Putting them together is AMAZING. So when I used to do Java development I thought the organization was great but every time I had to find a unit test I had to dig through a folder structure.
Then I tried GO. GO puts them together. I was amazed at how such a simple concept could keep my code so much better organized. I could immediately open both the code and the unit tests for said code. Just don't put a ton of files in any one directory (if you have a lot of files in a directory you're actively coding it I'd argue your file structure is not optimal).

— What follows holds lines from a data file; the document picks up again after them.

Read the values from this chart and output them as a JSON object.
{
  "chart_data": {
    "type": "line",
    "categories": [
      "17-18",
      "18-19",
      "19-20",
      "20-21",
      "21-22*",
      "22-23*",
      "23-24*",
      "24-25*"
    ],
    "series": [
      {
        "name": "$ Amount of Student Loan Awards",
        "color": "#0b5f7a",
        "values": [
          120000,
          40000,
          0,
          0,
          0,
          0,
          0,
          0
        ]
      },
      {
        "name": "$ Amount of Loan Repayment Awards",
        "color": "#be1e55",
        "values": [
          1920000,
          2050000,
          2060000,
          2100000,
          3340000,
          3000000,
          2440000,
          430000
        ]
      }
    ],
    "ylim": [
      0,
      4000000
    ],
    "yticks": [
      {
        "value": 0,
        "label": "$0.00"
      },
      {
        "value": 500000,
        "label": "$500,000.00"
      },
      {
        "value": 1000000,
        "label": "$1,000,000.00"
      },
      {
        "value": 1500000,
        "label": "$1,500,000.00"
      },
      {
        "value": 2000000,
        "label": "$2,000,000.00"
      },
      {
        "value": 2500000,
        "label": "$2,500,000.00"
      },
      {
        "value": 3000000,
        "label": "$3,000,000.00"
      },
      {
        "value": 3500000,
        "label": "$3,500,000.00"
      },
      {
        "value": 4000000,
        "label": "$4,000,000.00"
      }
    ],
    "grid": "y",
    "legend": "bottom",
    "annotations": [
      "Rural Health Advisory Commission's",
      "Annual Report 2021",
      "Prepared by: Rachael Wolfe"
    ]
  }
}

Now when I do JavaScript development I have adopted 3 extensions:
- .aspec.js is for unit tests that should work in all environments
- .nspec.js is for unit tests that only work in node.js
- .cspec.js is for unit tests that only work on a client like a web browser
I think it probably depends on what your definition of "unit" is. As I stress functional units that encapsulate logic and data model but don't permute state, my units are probably significantly larger (and simpler) than those of people writing more imperative/traditional-OO units (where something under TDD may encapsulate many units due to mounting complexity/complication and so require further decomposition).
Right. In that, you still write all of the tests before the code. If you are objecting only to the rhetoric of "wall" of tests. That just depends on your size of units. Think of it more as hurdles of tests. :)
Everyone is interpreting this as, "write 10 tests then try to get them all to pass at once". That is not how you TDD. You write one, then get it to pass, then write another.
Maybe you mean, "write the test before the code", but when you say "write all tests before the code", it's not interpreted the same way.